Until last September, JWST had been on track for an October 2018 launch. Then NASA pushed the launch to June 2019, then May 2020, and now March 2021.
Decadal detour
The last delay, which NASA announced in March, prompted Zurbuchen to propose that the US astronomy community postpone its next ‘decadal survey’. This influential process, which takes place every 10 years, asks astronomers to decide what scientific questions their field should tackle and what facilities they should build to answer those questions. The next decadal survey is due in 2020, and preparations were well underway when Zurbuchen suggested delaying it until JWST could be launched.

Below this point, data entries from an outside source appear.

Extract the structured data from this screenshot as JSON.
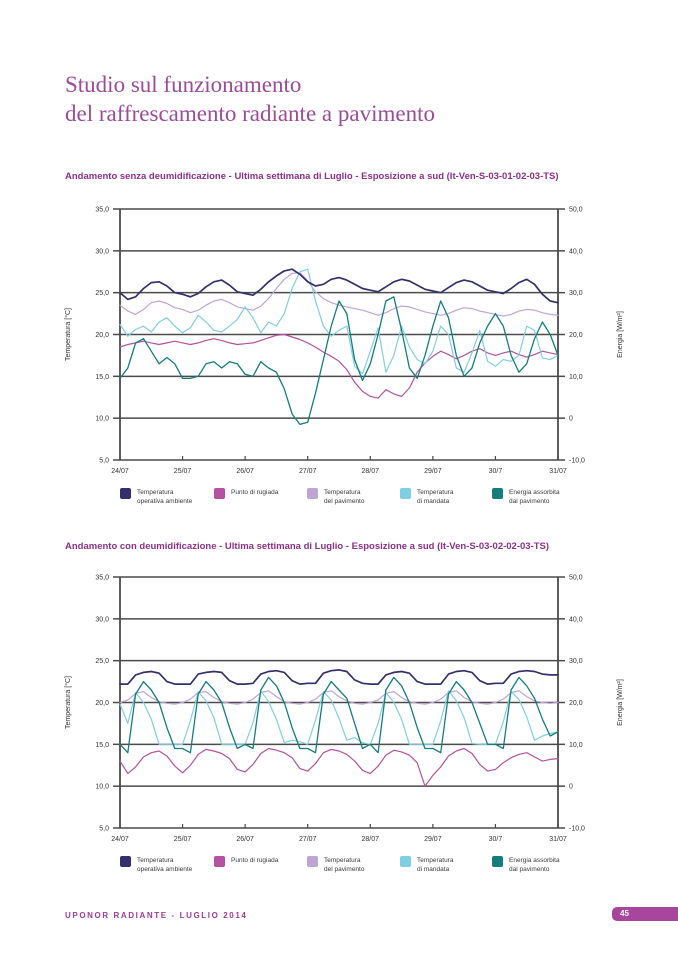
{
  "page": {
    "title_line1": "Studio sul funzionamento",
    "title_line2": "del raffrescamento radiante a pavimento",
    "footer_text": "UPONOR RADIANTE - LUGLIO 2014",
    "page_number": "45"
  },
  "colors": {
    "heading": "#9b4c98",
    "chart-title": "#8e3087",
    "footer": "#a23a98",
    "badge-bg": "#a8459c",
    "badge-text": "#ffffff",
    "grid": "#4c4a4a",
    "tick-text": "#333333"
  },
  "legend": [
    {
      "name": "Temperatura operativa ambiente",
      "lines": [
        "Temperatura",
        "operativa ambiente"
      ],
      "color": "#35306b"
    },
    {
      "name": "Punto di rugiada",
      "lines": [
        "Punto di rugiada"
      ],
      "color": "#b5519e"
    },
    {
      "name": "Temperatura del pavimento",
      "lines": [
        "Temperatura",
        "del pavimento"
      ],
      "color": "#c0a5d3"
    },
    {
      "name": "Temperatura di mandata",
      "lines": [
        "Temperatura",
        "di mandata"
      ],
      "color": "#7fcfe2"
    },
    {
      "name": "Energia assorbita dal pavimento",
      "lines": [
        "Energia assorbita",
        "dal pavimento"
      ],
      "color": "#157d7e"
    }
  ],
  "chart_data": [
    {
      "type": "line",
      "title": "Andamento senza deumidificazione - Ultima settimana di Luglio - Esposizione a sud (It-Ven-S-03-01-02-03-TS)",
      "grid": true,
      "legend_position": "bottom",
      "x": {
        "labels": [
          "24/07",
          "25/07",
          "26/07",
          "27/07",
          "28/07",
          "29/07",
          "30/7",
          "31/07"
        ],
        "start_day": 0,
        "end_day": 7,
        "step_days": 0.125
      },
      "y_left": {
        "label": "Temperatura [°C]",
        "min": 5,
        "max": 35,
        "tick_values": [
          35,
          30,
          25,
          20,
          15,
          10,
          5
        ],
        "tick_labels": [
          "35,0",
          "30,0",
          "25,0",
          "20,0",
          "15,0",
          "10,0",
          "5,0"
        ]
      },
      "y_right": {
        "label": "Energia [W/m²]",
        "min": -10,
        "max": 50,
        "tick_values": [
          50,
          40,
          30,
          20,
          10,
          0,
          -10
        ],
        "tick_labels": [
          "50,0",
          "40,0",
          "30,0",
          "20,0",
          "10,0",
          "0",
          "-10,0"
        ]
      },
      "series": [
        {
          "name": "Temperatura operativa ambiente",
          "axis": "left",
          "unit": "°C",
          "color": "#35306b",
          "width": 1.7,
          "values": [
            25.0,
            24.2,
            24.5,
            25.5,
            26.2,
            26.3,
            25.8,
            25.0,
            24.8,
            24.5,
            24.9,
            25.7,
            26.3,
            26.5,
            25.9,
            25.1,
            24.9,
            24.7,
            25.4,
            26.3,
            27.0,
            27.6,
            27.8,
            27.2,
            26.3,
            25.8,
            26.0,
            26.6,
            26.8,
            26.5,
            26.0,
            25.5,
            25.3,
            25.1,
            25.7,
            26.3,
            26.6,
            26.4,
            25.9,
            25.4,
            25.2,
            25.0,
            25.6,
            26.2,
            26.5,
            26.3,
            25.8,
            25.3,
            25.1,
            24.9,
            25.5,
            26.2,
            26.6,
            26.0,
            24.8,
            24.0,
            23.8
          ]
        },
        {
          "name": "Punto di rugiada",
          "axis": "left",
          "unit": "°C",
          "color": "#b5519e",
          "width": 1.2,
          "values": [
            18.5,
            18.8,
            19.0,
            19.2,
            19.0,
            18.8,
            19.0,
            19.2,
            19.0,
            18.8,
            19.0,
            19.3,
            19.5,
            19.3,
            19.0,
            18.8,
            18.9,
            19.0,
            19.3,
            19.6,
            19.9,
            20.0,
            19.7,
            19.4,
            19.0,
            18.5,
            17.9,
            17.4,
            16.8,
            15.8,
            14.3,
            13.2,
            12.6,
            12.4,
            13.4,
            12.9,
            12.6,
            13.6,
            15.5,
            16.6,
            17.4,
            18.0,
            17.6,
            17.1,
            17.5,
            18.0,
            18.3,
            17.8,
            17.5,
            17.8,
            18.0,
            17.6,
            17.3,
            17.6,
            18.0,
            17.8,
            17.6
          ]
        },
        {
          "name": "Temperatura del pavimento",
          "axis": "left",
          "unit": "°C",
          "color": "#c0a5d3",
          "width": 1.2,
          "values": [
            23.5,
            22.8,
            22.4,
            23.0,
            23.8,
            24.0,
            23.7,
            23.2,
            23.0,
            22.6,
            22.9,
            23.5,
            24.0,
            24.2,
            23.8,
            23.3,
            23.1,
            22.9,
            23.4,
            24.3,
            25.5,
            26.6,
            27.3,
            27.4,
            26.4,
            25.1,
            24.3,
            23.8,
            23.5,
            23.3,
            23.1,
            22.9,
            22.6,
            22.3,
            22.6,
            23.1,
            23.4,
            23.3,
            23.0,
            22.7,
            22.5,
            22.3,
            22.5,
            22.9,
            23.2,
            23.1,
            22.8,
            22.6,
            22.4,
            22.2,
            22.4,
            22.8,
            23.0,
            22.9,
            22.6,
            22.4,
            22.3
          ]
        },
        {
          "name": "Temperatura di mandata",
          "axis": "left",
          "unit": "°C",
          "color": "#7fcfe2",
          "width": 1.2,
          "values": [
            21.2,
            19.8,
            20.6,
            21.0,
            20.3,
            21.5,
            22.0,
            21.0,
            20.2,
            20.8,
            22.3,
            21.5,
            20.5,
            20.3,
            21.0,
            21.8,
            23.3,
            22.0,
            20.2,
            21.5,
            21.0,
            22.5,
            25.5,
            27.5,
            27.8,
            24.0,
            21.0,
            19.8,
            20.5,
            21.0,
            16.2,
            15.3,
            18.0,
            20.8,
            15.5,
            17.5,
            21.0,
            18.5,
            17.0,
            16.5,
            18.0,
            21.0,
            20.0,
            16.0,
            15.5,
            17.8,
            20.5,
            16.8,
            16.2,
            17.0,
            16.8,
            17.5,
            21.0,
            20.5,
            17.2,
            17.0,
            17.5
          ]
        },
        {
          "name": "Energia assorbita dal pavimento",
          "axis": "right",
          "unit": "W/m²",
          "color": "#157d7e",
          "width": 1.3,
          "values": [
            9.5,
            12,
            18,
            19,
            16,
            13,
            14.5,
            13,
            9.5,
            9.5,
            10,
            13,
            13.5,
            12,
            13.5,
            13,
            10.5,
            10,
            13.5,
            12,
            11,
            7,
            1,
            -1.5,
            -1,
            6,
            14,
            22,
            28,
            25,
            14,
            9,
            13,
            20,
            28,
            29,
            21,
            12,
            9.5,
            15,
            22,
            28,
            24,
            15,
            10,
            12,
            18,
            22,
            25,
            22,
            15,
            11,
            13,
            19,
            23,
            20,
            15
          ]
        }
      ]
    },
    {
      "type": "line",
      "title": "Andamento con deumidificazione - Ultima settimana di Luglio - Esposizione a sud (It-Ven-S-03-02-02-03-TS)",
      "grid": true,
      "legend_position": "bottom",
      "x": {
        "labels": [
          "24/07",
          "25/07",
          "26/07",
          "27/07",
          "28/07",
          "29/07",
          "30/7",
          "31/07"
        ],
        "start_day": 0,
        "end_day": 7,
        "step_days": 0.125
      },
      "y_left": {
        "label": "Temperatura [°C]",
        "min": 5,
        "max": 35,
        "tick_values": [
          35,
          30,
          25,
          20,
          15,
          10,
          5
        ],
        "tick_labels": [
          "35,0",
          "30,0",
          "25,0",
          "20,0",
          "15,0",
          "10,0",
          "5,0"
        ]
      },
      "y_right": {
        "label": "Energia [W/m²]",
        "min": -10,
        "max": 50,
        "tick_values": [
          50,
          40,
          30,
          20,
          10,
          0,
          -10
        ],
        "tick_labels": [
          "50,0",
          "40,0",
          "30,0",
          "20,0",
          "10,0",
          "0",
          "-10,0"
        ]
      },
      "series": [
        {
          "name": "Temperatura operativa ambiente",
          "axis": "left",
          "unit": "°C",
          "color": "#35306b",
          "width": 1.7,
          "values": [
            22.2,
            22.2,
            23.3,
            23.6,
            23.7,
            23.5,
            22.5,
            22.2,
            22.2,
            22.2,
            23.4,
            23.6,
            23.7,
            23.6,
            22.6,
            22.2,
            22.2,
            22.3,
            23.4,
            23.7,
            23.8,
            23.6,
            22.6,
            22.2,
            22.3,
            22.3,
            23.5,
            23.8,
            23.9,
            23.7,
            22.7,
            22.3,
            22.2,
            22.2,
            23.3,
            23.6,
            23.7,
            23.5,
            22.5,
            22.2,
            22.2,
            22.2,
            23.4,
            23.7,
            23.8,
            23.6,
            22.6,
            22.2,
            22.3,
            22.3,
            23.4,
            23.7,
            23.8,
            23.7,
            23.4,
            23.3,
            23.3
          ]
        },
        {
          "name": "Punto di rugiada",
          "axis": "left",
          "unit": "°C",
          "color": "#b5519e",
          "width": 1.2,
          "values": [
            13.0,
            11.5,
            12.3,
            13.5,
            14.0,
            14.2,
            13.6,
            12.4,
            11.6,
            12.5,
            13.8,
            14.4,
            14.2,
            13.9,
            13.3,
            12.0,
            11.7,
            12.6,
            13.9,
            14.5,
            14.3,
            14.0,
            13.4,
            12.1,
            11.8,
            12.7,
            14.0,
            14.4,
            14.2,
            13.8,
            13.0,
            11.9,
            11.5,
            12.4,
            13.7,
            14.3,
            14.1,
            13.7,
            12.8,
            10.0,
            11.3,
            12.3,
            13.6,
            14.2,
            14.5,
            13.9,
            12.6,
            11.8,
            12.0,
            12.8,
            13.4,
            13.8,
            14.0,
            13.5,
            13.0,
            13.2,
            13.3
          ]
        },
        {
          "name": "Temperatura del pavimento",
          "axis": "left",
          "unit": "°C",
          "color": "#c0a5d3",
          "width": 1.2,
          "values": [
            20.0,
            20.3,
            21.1,
            21.3,
            20.6,
            20.1,
            19.9,
            19.8,
            20.0,
            20.4,
            21.2,
            21.3,
            20.6,
            20.1,
            19.9,
            19.8,
            20.0,
            20.4,
            21.2,
            21.4,
            20.7,
            20.1,
            19.9,
            19.8,
            20.0,
            20.4,
            21.2,
            21.4,
            20.7,
            20.2,
            19.9,
            19.8,
            20.0,
            20.3,
            21.1,
            21.3,
            20.6,
            20.1,
            19.9,
            19.8,
            20.0,
            20.4,
            21.2,
            21.4,
            20.6,
            20.1,
            19.9,
            19.8,
            20.0,
            20.4,
            21.2,
            21.4,
            20.7,
            20.2,
            20.0,
            19.9,
            20.0
          ]
        },
        {
          "name": "Temperatura di mandata",
          "axis": "left",
          "unit": "°C",
          "color": "#7fcfe2",
          "width": 1.2,
          "values": [
            19.8,
            17.5,
            21.2,
            20.0,
            18.0,
            15.0,
            15.0,
            15.0,
            15.0,
            17.8,
            21.3,
            20.2,
            18.2,
            15.0,
            15.0,
            15.0,
            15.0,
            17.6,
            21.4,
            20.1,
            18.0,
            15.2,
            15.5,
            15.3,
            15.0,
            17.9,
            21.3,
            20.3,
            18.1,
            15.5,
            15.8,
            15.2,
            15.0,
            17.5,
            21.2,
            20.0,
            18.0,
            15.0,
            15.0,
            15.0,
            15.0,
            17.8,
            21.4,
            20.2,
            18.2,
            15.1,
            15.0,
            15.0,
            15.0,
            17.7,
            21.3,
            20.4,
            18.3,
            15.5,
            16.0,
            16.3,
            16.5
          ]
        },
        {
          "name": "Energia assorbita dal pavimento",
          "axis": "right",
          "unit": "W/m²",
          "color": "#157d7e",
          "width": 1.3,
          "values": [
            10,
            8,
            22,
            25,
            23,
            20,
            14,
            9,
            9,
            8,
            22,
            25,
            23,
            20,
            14,
            9,
            10,
            9,
            23,
            26,
            24,
            20,
            14,
            9,
            9,
            8,
            22,
            25,
            23,
            21,
            15,
            9,
            10,
            8,
            23,
            26,
            24,
            20,
            14,
            9,
            9,
            8,
            22,
            25,
            23,
            20,
            15,
            10,
            10,
            9,
            23,
            26,
            24,
            21,
            16,
            12,
            13
          ]
        }
      ]
    }
  ]
}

But the two other agencies involved in the astronomy decadal survey — the National Science Foundation and the Department of Energy — did not want to put it off. And neither did most astronomers polled by the US National Academies of Sciences, Engineering and Medicine, which oversees the survey. In late May, Zurbuchen reversed his opposition to proceeding with the survey as planned, and it is now on track to meet its original deadline.
JWST is scheduled to go into space aboard an Ariane 5 rocket provided by the European Space Agency, from the Kourou launch facility in French Guiana.
Budget worries
How the JWST woes will affect the rest of NASA’s science missions is yet to be resolved. At particular risk is WFIRST, slated for launch in the mid-2020s. Just as JWST was the highest priority recommendation from the 2000 decadal survey, WFIRST was the highest priority in the 2010 decadal survey. Both are being developed by NASA’s astrophysics division. The Trump administration has proposed cancelling WFIRST, although so far Congress has come to its rescue with continued funding.
Delays in the JWST launch date will hit early-career scientists particularly hard, says Leigh Fletcher, a planetary scientist at Leicester University, UK, who plans to use JWST to study Jupiter. “Opportunities for new research positions and fellowships to exploit Webb data get pushed further into the future, sometimes beyond the event horizon of fixed-term job contracts,” he says.
In the long run, the telescope promises revolutionary science that cannot be achieved any other way, says Jason Kalirai, an astronomer at the Space Telescope Science Institute in Baltimore, Maryland, and the project scientist for JWST. In a recent paper, he reviewed the possible discoveries, such as probing the earliest galaxies in the Universe as well as the atmospheres of planets around other stars 1 . “We need JWST to make the next big breakthroughs in astrophysics, and are willing to wait for it,” he says.